JaseZiv / worldfootballR

A wrapper for extracting world football (soccer) data from FBref, Transfermark, Understat
https://jaseziv.github.io/worldfootballR/
444 stars 60 forks source link

Unable to extract from Everton vs chelsea #157

Closed ShironM2302 closed 1 year ago

ShironM2302 commented 1 year ago

Unable to extract from Everton vs chelsea

Code: advanced_match_stats1 <- get_advanced_match_stats(match_url = "https://fbref.com/en/matches/3a917cee/Everton-Chelsea-August-6-2022-Premier-League", stat_type = "possession", team_or_player = "player")

Error in cbind(League_URL, Match_Date, Matchweek, Home_Team, Home_Formation, : object 'Home_Goals' not found

Thanks again for the all great work on this project!

jackgovier commented 1 year ago

Not certain if it's the same error, but believe it is.

I tried to run: get_match_summary( "https://fbref.com/en/matches/2daea068/West-Ham-United-Manchester-United-September-19-2021-Premier-League")

And get a blank df (and for any other PL match I tried). I tried running through the function step by step and it looked like the issue is the 'seasons' section at the end. League URL is being returned as: https://fbref.com/en/comps/9/9/9-Stats Rather than any of the urls in the csv, so is just being filtered out.

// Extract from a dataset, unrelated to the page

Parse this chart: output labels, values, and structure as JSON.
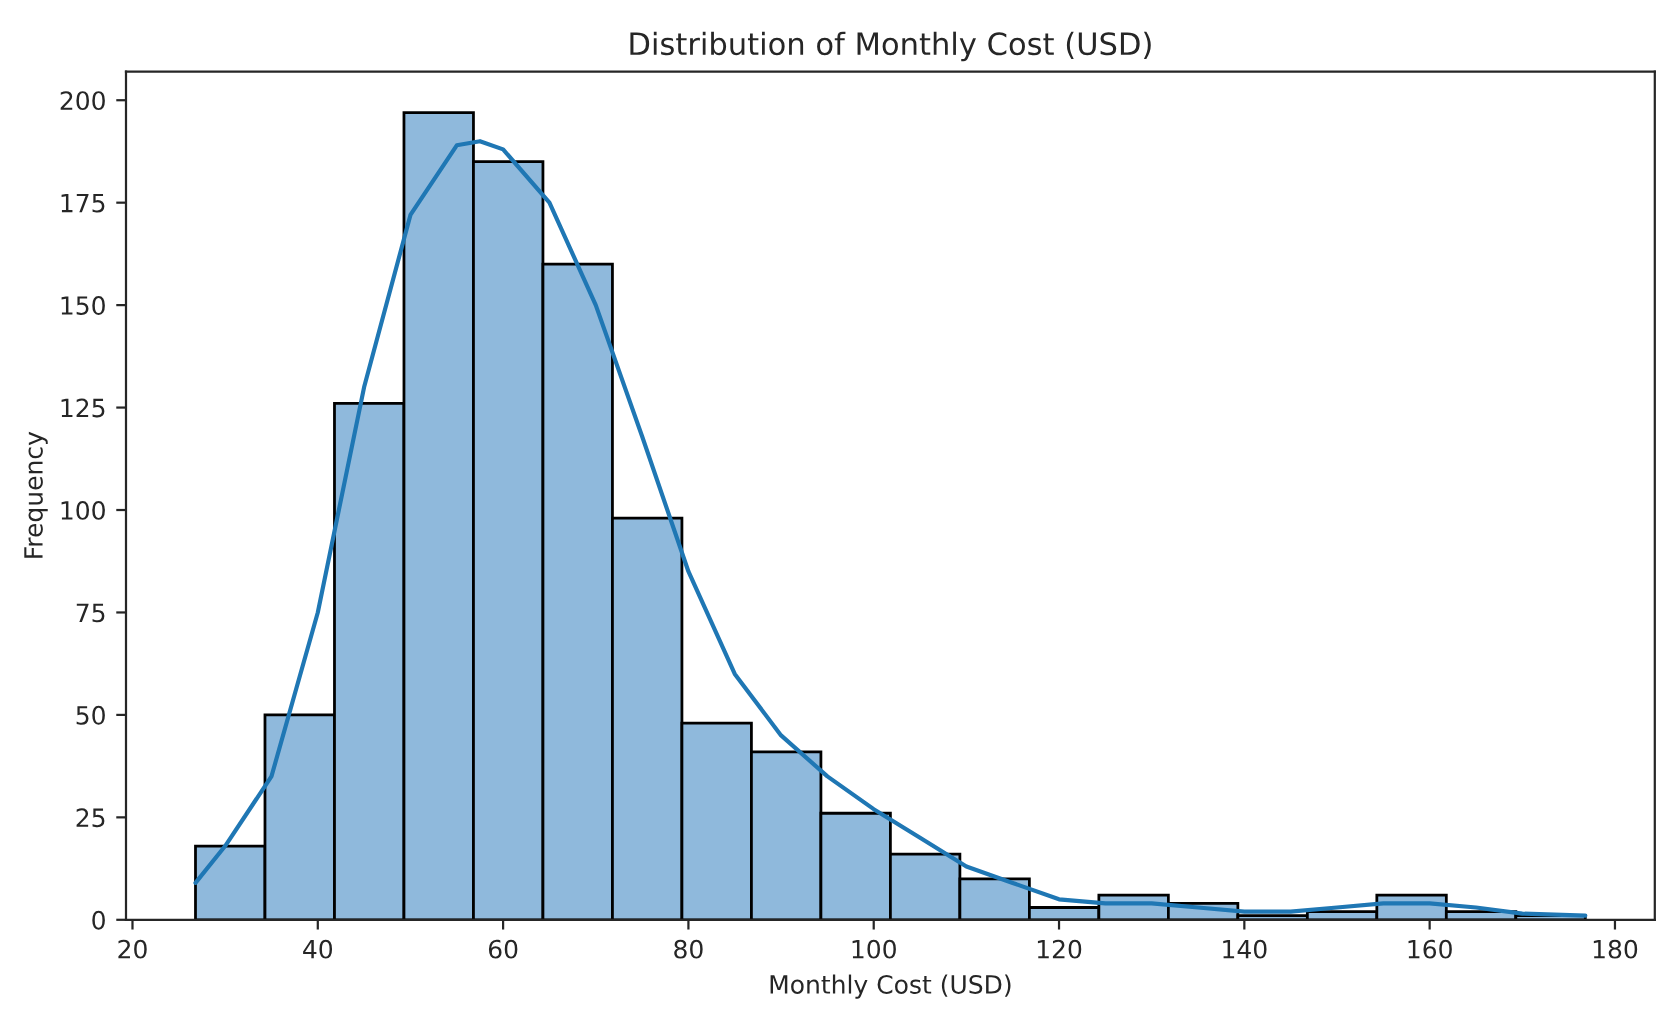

Running trace(get_match_summary, edit=TRUE) and removing these lines: seasons <- read.csv("https://raw.githubusercontent.com/JaseZiv/worldfootballR_data/master/raw-data/all_leages_and_cups/all_competitions.csv", stringsAsFactors = F) seasons <- seasons %>% dplyr::filter(.data$seasons_urls %in% all_events_df$League_URL) %>% dplyr::select(League = .data$competition_name, Gender = .data$gender, Country = .data$country, Season = .data$seasons, League_URL = .data$seasons_urls) all_events_df <- seasons %>% dplyr::left_join(all_events_df, by = "League_URL") %>% dplyr::select(-.data$League_URL) %>% dplyr::distinct(.keep_all = T)

Gave me a short term fix.

JaseZiv commented 1 year ago

Thanks all for raising this issue...

It's going to require some investigating on how to approach a fix... The issue stems from the league link on each match page (see image below) being inconsistent with the actual league URL. This becomes a problem because the function joins league information to the match data using this link and because it's inconsistent, can't find what it needs:

image image

The URL should be https://fbref.com/en/comps/9/Premier-League-Stats.

Will keep you posted on progress

JaseZiv commented 1 year ago

This issue has been somewhat resolved now with the most recent dev version release (0.5.11.1000).

The get_ functions have now been replaced with fb_.

Additionally, the following functions now no longer return league/season metadata, including columns League, Gender, Country, Season:

fb_match_summary() fb_advanced_match_stats() fb_match_report()

Please let me know if you're seeing more problems.